Regis Caudrillier, from France, and his wife Maria Miftah from Sri Lanka, fell in love with each other in Bangalore.

And now, they love the City for all that it has given them — the weather, values of the people as well as many other aspects of life here.

   “I came to Bangalore for a visit for the first time in 1996 and then went back to London for my job. I met Maria’s father in London — and when he wound up his life there and came to Bangalore, I followed a while later to explore opportunities here. It was when I had almost drained my funds and given up that I was offered a job at the Canadian International School, where I taught French,” says Regis.

Since then, things have changed tremendously for Regis. He later met Maria and they settled in Bangalore.

“We love the weather here. There’s so much about Bangalore that one can’t help but love. One can live as modern or as traditionally as one wishes in this City. It’s a mix of the East and the West, and we have chosen to live as close to Indian culture as possible,” says Regis, who works as IB coordinator at Canadian International School.

   He adds, “We decided to settle in India just for the family values that this country imparts — that seems to be fading out back home in France.” Talking about the cultural shades of the City, Regis goes on, “Bangalore’s cultural scenario varies from classical dances like bharatanatyam to Western and contemporary dance styles, hip-hop and so much more. And that’s how France is too, with varied styles of art forms.”

He adds, “I was shocked when I saw how the people here love to talk the little French they know to me — they’re also excited to learn more. And I, in turn, learnt a bit of Kannada, so that I’d be able to fit in. That shows the receptivity of the people here.”

“Even the local schools in the City — and across the country — have French and other
languages as part of their curriculum. That shows how open the culture here is to people from outside,” says Regis, with a smile.

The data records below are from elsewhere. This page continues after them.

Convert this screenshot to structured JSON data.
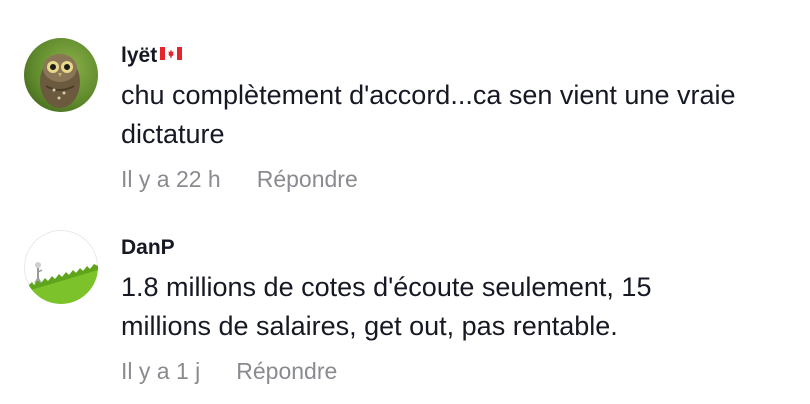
{
  "comments": [
    {
      "username": "lyët",
      "flag_icon": "canada-flag-icon",
      "text_line1": "chu complètement d'accord...ca sen vient une vraie",
      "text_line2": "dictature",
      "time": "Il y a 22 h",
      "reply_label": "Répondre"
    },
    {
      "username": "DanP",
      "text_line1": "1.8 millions de cotes d'écoute seulement, 15",
      "text_line2": "millions de salaires, get out, pas rentable.",
      "time": "Il y a 1 j",
      "reply_label": "Répondre"
    }
  ],
  "colors": {
    "text": "#161823",
    "meta": "#8a8b91",
    "flag_red": "#e5252a"
  }
}
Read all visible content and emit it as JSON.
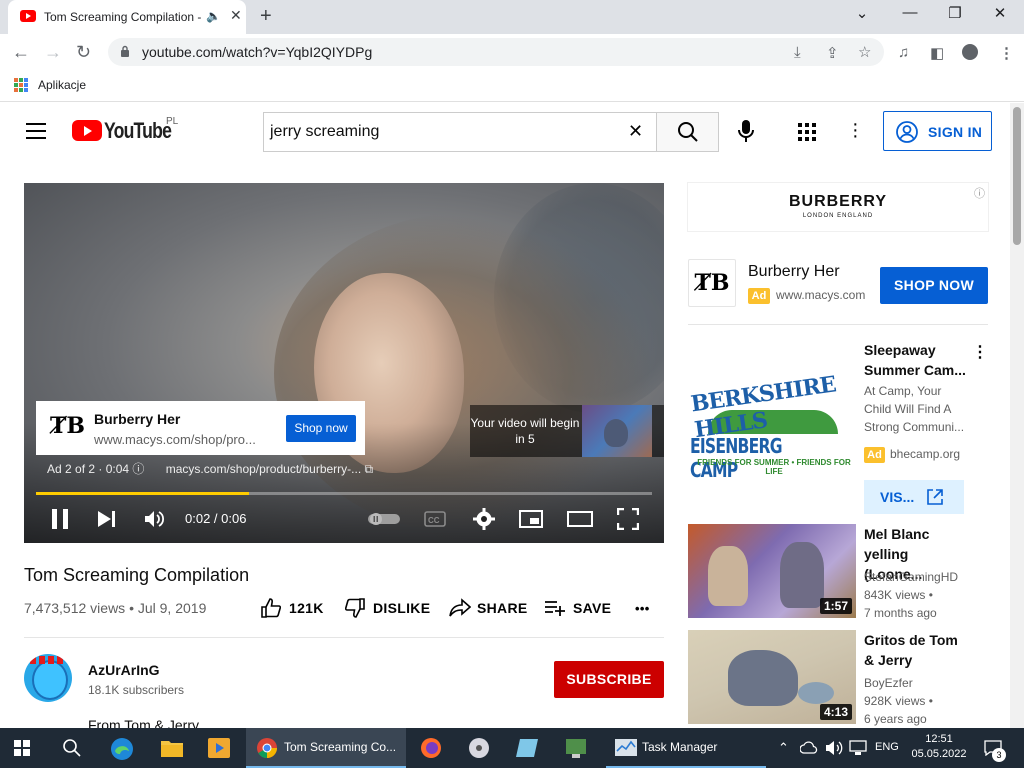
{
  "browser": {
    "tab_title": "Tom Screaming Compilation - YouTube",
    "tab_close": "✕",
    "new_tab": "+",
    "url": "youtube.com/watch?v=YqbI2QIYDPg",
    "bookmark_label": "Aplikacje",
    "window_controls": {
      "minimize": "—",
      "maximize": "❐",
      "close": "✕",
      "tab_list": "⌄"
    }
  },
  "youtube": {
    "logo_text": "YouTube",
    "country_code": "PL",
    "search_query": "jerry screaming",
    "sign_in_label": "SIGN IN",
    "player": {
      "ad_card": {
        "logo": "ȾB",
        "title": "Burberry Her",
        "url": "www.macys.com/shop/pro...",
        "button": "Shop now"
      },
      "ad_info": {
        "counter": "Ad 2 of 2 · 0:04",
        "info_icon": "ⓘ",
        "url": "macys.com/shop/product/burberry-..."
      },
      "skip_text": "Your video will begin in 5",
      "progress_fraction": 0.345,
      "time": "0:02 / 0:06"
    },
    "video": {
      "title": "Tom Screaming Compilation",
      "meta": "7,473,512 views • Jul 9, 2019",
      "likes": "121K",
      "dislike_label": "DISLIKE",
      "share_label": "SHARE",
      "save_label": "SAVE",
      "more": "•••"
    },
    "channel": {
      "name": "AzUrArInG",
      "subscribers": "18.1K subscribers",
      "subscribe_label": "SUBSCRIBE",
      "description_preview": "From Tom & Jerry"
    },
    "sidebar": {
      "banner": {
        "brand": "BURBERRY",
        "subline": "LONDON ENGLAND",
        "info": "ⓘ"
      },
      "ad": {
        "logo": "ȾB",
        "title": "Burberry Her",
        "badge": "Ad",
        "url": "www.macys.com",
        "button": "SHOP NOW"
      },
      "promo": {
        "thumb_line1": "BERKSHIRE HILLS",
        "thumb_line2": "EISENBERG CAMP",
        "thumb_tagline": "FRIENDS FOR SUMMER • FRIENDS FOR LIFE",
        "title": "Sleepaway Summer Cam...",
        "description": "At Camp, Your Child Will Find A Strong Communi...",
        "badge": "Ad",
        "domain": "bhecamp.org",
        "visit_label": "VIS..."
      },
      "videos": [
        {
          "title": "Mel Blanc yelling (Loone...",
          "channel": "StefanGamingHD",
          "views": "843K views •",
          "age": "7 months ago",
          "duration": "1:57"
        },
        {
          "title": "Gritos de Tom & Jerry",
          "channel": "BoyEzfer",
          "views": "928K views •",
          "age": "6 years ago",
          "duration": "4:13"
        }
      ]
    }
  },
  "taskbar": {
    "active_window": "Tom Screaming Co...",
    "task_manager": "Task Manager",
    "language": "ENG",
    "time": "12:51",
    "date": "05.05.2022",
    "notification_count": "3"
  },
  "colors": {
    "youtube_red": "#ff0000",
    "link_blue": "#065fd4",
    "subscribe_red": "#cc0000",
    "ad_yellow": "#fbc02d",
    "progress_yellow": "#ffcc00"
  }
}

He’s quick to add, “We’ve done a bit of travelling and been to Chennai, Thiruvananthapuram and other places — but this City is where we love to be. Even though my coming and staying here was very circumstantial, Bangalore’s where our life is now.”

“In our culture, cooking food together is a family affair — and we see that happen a lot here. People back home have now started eating out more but in India, eating at home together is still something that is done daily,” reflects Regis. Maria adds, “And even though we live in Bangalore, where we can find many options to eat out, we make it a point to cook different, tasty meals at home.”

Regis points out that Bangalore has a conglomeration of people from everywhere and thus, the people are much more considerate and co-operative here.  “Values like sharing, tolerance and compassion are seen in the schools and workplaces here — and that is what makes us stay. Our life centres around our kids, and we want them to grow up in a traditional set-up, where they are considerate and open to all sorts of people.”

He explains further, “Even in the apartment that we stay in, there are annual days and celebrations that everyone joins hands in. The way they all come together to get something done for the practices just amazes me.”

Regis and the family love the South Indian eateries in the City. Regis loves Indian and Mexican food. Maria and Michelle, their daughter, have a girls’ day out at Garuda Mall when they have the time.

Generally, the family’s weekends revolve around Michelle’s taekwondo practice and son Renaud’s soccer practice — but sometimes, they also cook meals for the poor and needy and distribute the food at a church, temple or mosque.

“Our parents taught us to be considerate to others and we want the kids to learn
the same and pass it on. We’ve always felt welcomed by this City, and we’re just
trying to do our share,” say Regis and Maria in unison.